When we talk about ML, we’re talking about giving computers the ability to learn without being explicitly programmed. This technology is being deployed for everything from facial recognition to helping you pick your next Netflix movie or show. Netflix actually provides a good example for today’s topic: Let’s say you told the streaming service that you hated “The Ranch” but you loved “The Keepers”. The next time you log in, it may suggest “Making a Murderer”. If you’re sick of true crime, you give the documentary a thumbs down.  Netflix would then think twice before showing you more documentaries like that.


In machine learning, this review system is what is known as a “feedback loop” or “retroaction loop”. Feedback loops are critical to ensuring systems provide continuously accurate results. So what do your binge watching preferences and feedback loops have to do with your business?

Confidence Metrics

Let’s say your business provides legal information services. Reading long legal texts searching for citations, recording those citations and indexing them is time-consuming and mind-numbing for employees. So you make the excellent decision to retain a renown digital data services company to implement a machine learning solution. The computer model can be trained to sniff out legal citations in documents. Any good machine learning model will have a confidence score built in. That is, a number attached to each prediction that tells how confident the system is about that prediction.


Now remember, you want to avoid brain-numbing activities for your employees. If a team is reviewing the output of an ML-enabled legal citation analysis, having operators review every piece of flagged text will do numb their brains faster than novocaine. It’s time consuming and inefficient, defeating the very purpose of using machine learning. This is where confidence estimation plays a key role. Using confidence metrics effectively is the key to striking the right  balance between automation and accuracy.

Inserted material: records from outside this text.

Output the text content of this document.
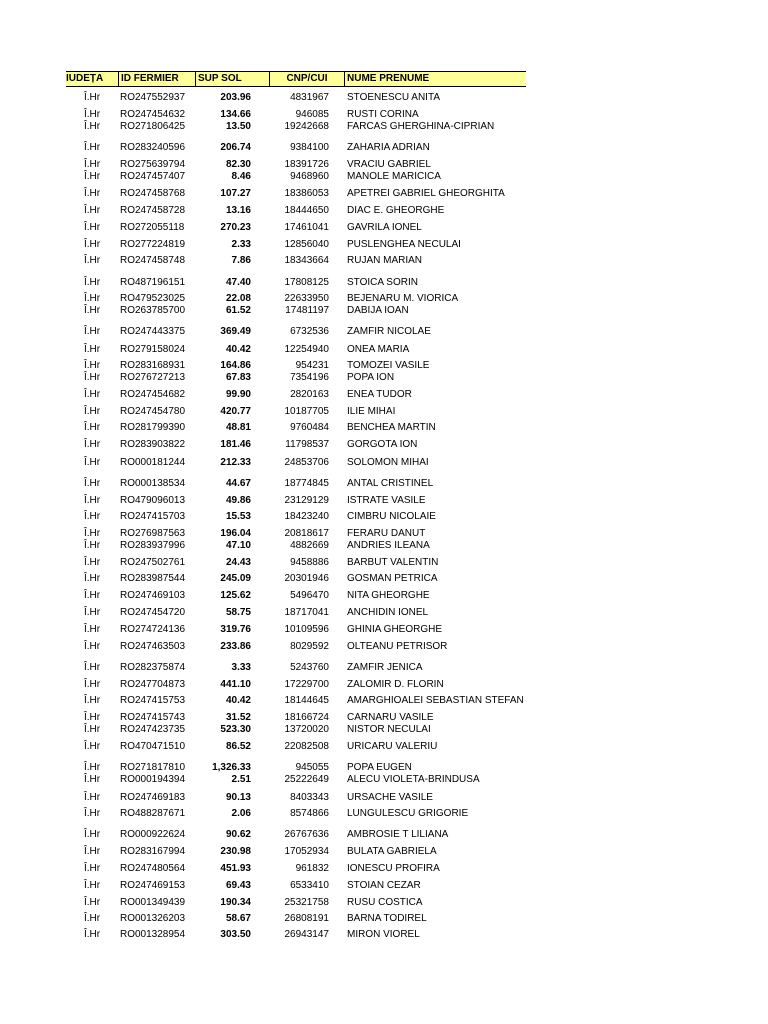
IUDEȚA	ID FERMIER	SUP SOL	CNP/CUI	NUME PRENUME
Î.Hr RO247552937	203.96	4831967 STOENESCU ANITA
Î.Hr RO247454632	134.66	946085 RUSTI CORINA
Î.Hr RO271806425	13.50	19242668 FARCAS GHERGHINA-CIPRIAN
Î.Hr RO283240596	206.74	9384100 ZAHARIA ADRIAN
Î.Hr RO275639794	82.30	18391726 VRACIU GABRIEL
Î.Hr RO247457407	8.46	9468960 MANOLE MARICICA
Î.Hr RO247458768	107.27	18386053 APETREI GABRIEL GHEORGHITA
Î.Hr RO247458728	13.16	18444650 DIAC E. GHEORGHE
Î.Hr RO272055118	270.23	17461041 GAVRILA IONEL
Î.Hr RO277224819	2.33	12856040 PUSLENGHEA NECULAI
Î.Hr RO247458748	7.86	18343664 RUJAN MARIAN
Î.Hr RO487196151	47.40	17808125 STOICA SORIN
Î.Hr RO479523025	22.08	22633950 BEJENARU M. VIORICA
Î.Hr RO263785700	61.52	17481197 DABIJA IOAN
Î.Hr RO247443375	369.49	6732536 ZAMFIR NICOLAE
Î.Hr RO279158024	40.42	12254940 ONEA MARIA
Î.Hr RO283168931	164.86	954231 TOMOZEI VASILE
Î.Hr RO276727213	67.83	7354196 POPA ION
Î.Hr RO247454682	99.90	2820163 ENEA TUDOR
Î.Hr RO247454780	420.77	10187705 ILIE MIHAI
Î.Hr RO281799390	48.81	9760484 BENCHEA MARTIN
Î.Hr RO283903822	181.46	11798537 GORGOTA ION
Î.Hr RO000181244	212.33	24853706 SOLOMON MIHAI
Î.Hr RO000138534	44.67	18774845 ANTAL CRISTINEL
Î.Hr RO479096013	49.86	23129129 ISTRATE VASILE
Î.Hr RO247415703	15.53	18423240 CIMBRU NICOLAIE
Î.Hr RO276987563	196.04	20818617 FERARU DANUT
Î.Hr RO283937996	47.10	4882669 ANDRIES ILEANA
Î.Hr RO247502761	24.43	9458886 BARBUT VALENTIN
Î.Hr RO283987544	245.09	20301946 GOSMAN PETRICA
Î.Hr RO247469103	125.62	5496470 NITA GHEORGHE
Î.Hr RO247454720	58.75	18717041 ANCHIDIN IONEL
Î.Hr RO274724136	319.76	10109596 GHINIA GHEORGHE
Î.Hr RO247463503	233.86	8029592 OLTEANU PETRISOR
Î.Hr RO282375874	3.33	5243760 ZAMFIR JENICA
Î.Hr RO247704873	441.10	17229700 ZALOMIR D. FLORIN
Î.Hr RO247415753	40.42	18144645 AMARGHIOALEI SEBASTIAN STEFAN
Î.Hr RO247415743	31.52	18166724 CARNARU VASILE
Î.Hr RO247423735	523.30	13720020 NISTOR NECULAI
Î.Hr RO470471510	86.52	22082508 URICARU VALERIU
Î.Hr RO271817810	1,326.33	945055 POPA EUGEN
Î.Hr RO000194394	2.51	25222649 ALECU VIOLETA-BRINDUSA
Î.Hr RO247469183	90.13	8403343 URSACHE VASILE
Î.Hr RO488287671	2.06	8574866 LUNGULESCU GRIGORIE
Î.Hr RO000922624	90.62	26767636 AMBROSIE T LILIANA
Î.Hr RO283167994	230.98	17052934 BULATA GABRIELA
Î.Hr RO247480564	451.93	961832 IONESCU PROFIRA
Î.Hr RO247469153	69.43	6533410 STOIAN CEZAR
Î.Hr RO001349439	190.34	25321758 RUSU COSTICA
Î.Hr RO001326203	58.67	26808191 BARNA TODIREL
Î.Hr RO001328954	303.50	26943147 MIRON VIOREL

Once a confidence threshold is selected based on an error rate you are comfortable with, records having a higher confidence estimate are only sporadically reviewed, and all records with a confidence estimate lower than the threshold are reviewed and corrected. To avoid numbing brains, a simple color coding based on confidence levels, as seen in the example below, enables operators to give a cursory scan to green records, while paying more attention to yellow records and focusing intently on red records.

One more thing

Feedback loops must be created from both the high-confidence records (via sampling and occasional human review) and the low-confidence flow (via 100% human review). Building a feedback loop from the high-confidence records may be unintuitive, but it is crucial in order to avoid skewing the training dataset. Simply put, don’t just correct mistakes. Give your machine learning model a pat on the back for being right too. And when you’re done work, kick back with some TV shows and movies that have been machine-selected based on your preferences. Just don’t watch “The Ranch”.